– А ты как поступил бы?
– Какая разница, как поступил бы я? Ты – не я, ты отдельный человек, самостоятельная единица. Ты взрослый, сам принимаешь решения и несешь груз последствий. Я твой отец, я всегда буду рядом, пока жив, и нести этот груз я помогу, если будет тяжело. Но решения ты должен принимать сам, без меня.
А про себя думал: «Что я творю? Зачем? Для чего я толкаю своего сына прямо в пропасть? Но я действительно не знаю, как ему следует поступить, чтобы результат не оказался разрушительным. Разрушительным для всех нас, но в первую очередь – для самого Юрки».
– Я понял, – угрюмо ответил Юра и ушел в свою комнату.
Через минуту из-за стены послышались звуки какой-то рок-музыки: сын включил магнитофон.
Николай тяжело поплелся на кухню, поставил чайник.
Ему хотелось умереть.
Петр Кравченко
Речь Николая Андреевича делалась все медленнее, он чаще стал прерываться, умолкать и уходить мыслями куда-то далеко.
– Вы плохо себя чувствуете? – спросил Петр. – Хотите вернуться домой? Может, надо таблетку принять?
– Не надо, – ворчливо отозвался Губанов. – Со мной все нормально. Посидим здесь. Воздух сегодня вкусный. Если от всей этой карантинной канители и есть какая-то польза, так только в том, что люди стали меньше ездить на работу. Соответственно, и машин меньше, и выхлопа. Раньше в городе совсем нечем было дышать, а сейчас ничего, получше. Плесни еще пять граммов, и я доскажу. Уже немного осталось. Сегодня и закончим с тобой.

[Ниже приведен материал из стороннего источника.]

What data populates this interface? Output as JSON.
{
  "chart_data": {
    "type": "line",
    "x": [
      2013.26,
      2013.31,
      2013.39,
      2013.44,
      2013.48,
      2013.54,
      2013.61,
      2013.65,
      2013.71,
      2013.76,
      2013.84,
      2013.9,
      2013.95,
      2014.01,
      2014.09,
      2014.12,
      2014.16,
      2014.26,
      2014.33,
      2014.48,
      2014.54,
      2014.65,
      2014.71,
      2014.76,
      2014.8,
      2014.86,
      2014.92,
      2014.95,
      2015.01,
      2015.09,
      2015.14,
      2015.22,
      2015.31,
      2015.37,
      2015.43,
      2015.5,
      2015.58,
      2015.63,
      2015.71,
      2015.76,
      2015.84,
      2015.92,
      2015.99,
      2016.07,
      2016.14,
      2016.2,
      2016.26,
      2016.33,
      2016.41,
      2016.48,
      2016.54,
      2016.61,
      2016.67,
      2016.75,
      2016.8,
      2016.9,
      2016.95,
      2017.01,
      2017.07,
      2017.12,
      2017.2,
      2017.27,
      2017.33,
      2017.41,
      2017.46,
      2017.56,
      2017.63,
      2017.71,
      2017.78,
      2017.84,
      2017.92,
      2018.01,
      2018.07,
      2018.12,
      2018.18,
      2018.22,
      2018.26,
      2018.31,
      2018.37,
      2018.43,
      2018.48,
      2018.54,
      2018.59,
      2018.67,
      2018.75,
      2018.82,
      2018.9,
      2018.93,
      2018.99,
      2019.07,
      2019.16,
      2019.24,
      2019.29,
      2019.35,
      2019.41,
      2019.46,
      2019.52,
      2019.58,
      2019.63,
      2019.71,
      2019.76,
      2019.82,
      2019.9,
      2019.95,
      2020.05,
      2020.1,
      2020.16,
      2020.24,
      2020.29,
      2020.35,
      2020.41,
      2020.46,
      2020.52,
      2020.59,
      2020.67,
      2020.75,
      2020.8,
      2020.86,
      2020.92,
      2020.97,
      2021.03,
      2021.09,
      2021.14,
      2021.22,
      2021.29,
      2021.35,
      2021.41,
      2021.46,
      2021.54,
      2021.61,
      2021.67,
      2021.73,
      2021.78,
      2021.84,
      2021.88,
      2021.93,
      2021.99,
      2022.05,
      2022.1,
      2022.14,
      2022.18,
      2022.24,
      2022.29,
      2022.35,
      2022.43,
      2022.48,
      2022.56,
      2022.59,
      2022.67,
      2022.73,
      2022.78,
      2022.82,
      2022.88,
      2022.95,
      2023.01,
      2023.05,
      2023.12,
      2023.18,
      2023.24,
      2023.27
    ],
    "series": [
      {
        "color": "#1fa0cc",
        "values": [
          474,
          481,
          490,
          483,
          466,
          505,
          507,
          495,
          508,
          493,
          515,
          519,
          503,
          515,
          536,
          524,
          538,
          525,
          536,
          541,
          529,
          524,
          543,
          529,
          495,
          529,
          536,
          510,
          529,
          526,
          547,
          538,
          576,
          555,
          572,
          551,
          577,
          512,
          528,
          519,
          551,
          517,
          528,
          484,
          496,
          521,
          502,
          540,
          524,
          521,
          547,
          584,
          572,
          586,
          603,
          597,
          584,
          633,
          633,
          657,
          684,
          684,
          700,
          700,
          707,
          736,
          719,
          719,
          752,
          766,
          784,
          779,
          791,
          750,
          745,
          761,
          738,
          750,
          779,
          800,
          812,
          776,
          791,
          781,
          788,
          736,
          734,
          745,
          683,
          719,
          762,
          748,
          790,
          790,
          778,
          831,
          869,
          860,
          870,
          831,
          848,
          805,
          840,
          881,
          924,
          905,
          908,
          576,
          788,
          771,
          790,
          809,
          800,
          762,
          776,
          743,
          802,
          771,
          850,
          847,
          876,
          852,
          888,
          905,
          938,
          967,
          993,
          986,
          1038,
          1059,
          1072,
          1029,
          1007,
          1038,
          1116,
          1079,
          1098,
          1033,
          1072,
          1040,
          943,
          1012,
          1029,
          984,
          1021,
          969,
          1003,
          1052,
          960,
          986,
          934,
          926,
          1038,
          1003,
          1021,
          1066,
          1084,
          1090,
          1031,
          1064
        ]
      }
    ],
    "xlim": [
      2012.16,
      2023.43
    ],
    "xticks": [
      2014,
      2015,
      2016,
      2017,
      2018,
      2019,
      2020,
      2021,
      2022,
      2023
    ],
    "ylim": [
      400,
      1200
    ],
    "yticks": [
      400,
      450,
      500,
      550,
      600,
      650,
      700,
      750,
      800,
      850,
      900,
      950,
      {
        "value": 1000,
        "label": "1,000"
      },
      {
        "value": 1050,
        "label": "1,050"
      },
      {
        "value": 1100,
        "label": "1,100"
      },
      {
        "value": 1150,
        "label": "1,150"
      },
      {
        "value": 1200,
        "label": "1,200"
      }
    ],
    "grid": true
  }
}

Он помолчал, дождался, пока Петр нальет коньяк, неторопливо выпил.
– Закончим и попрощаемся.
Петр почувствовал, как в горле встал ком, глаза обожгло. Ну елки-палки! Разве можно взрослому мужику быть таким чувствительным! Стыдоба.
– Вы не хотите, чтобы я приходил? Я вам надоел? – произнес он, усиленно делая вид, что не понял смысла сказанного.
Губанов хмыкнул:
– Ты дурака-то из себя не строй, журналист. Ладно, идем дальше. Тот двести двадцать третий отпечаток принадлежал не Левшину, так что зря Юрка с Телегиным колотились. Конечно, фотография – это не сам образец, формула могла быть неточной, любительская техника тех времен – совсем не то же самое, что нынешняя, цифровая. Но на образце отчетливо виден был шрам от пореза, глубокий и давний. А на карте Левшина никаких шрамов не обнаружено, ни на одном пальце.
– А чей же это был след?
Николай Андреевич почему-то рассмеялся, потом протянул Петру открытую ладонь. На подушечке указательного пальца отчетливо виднелся старый шрам.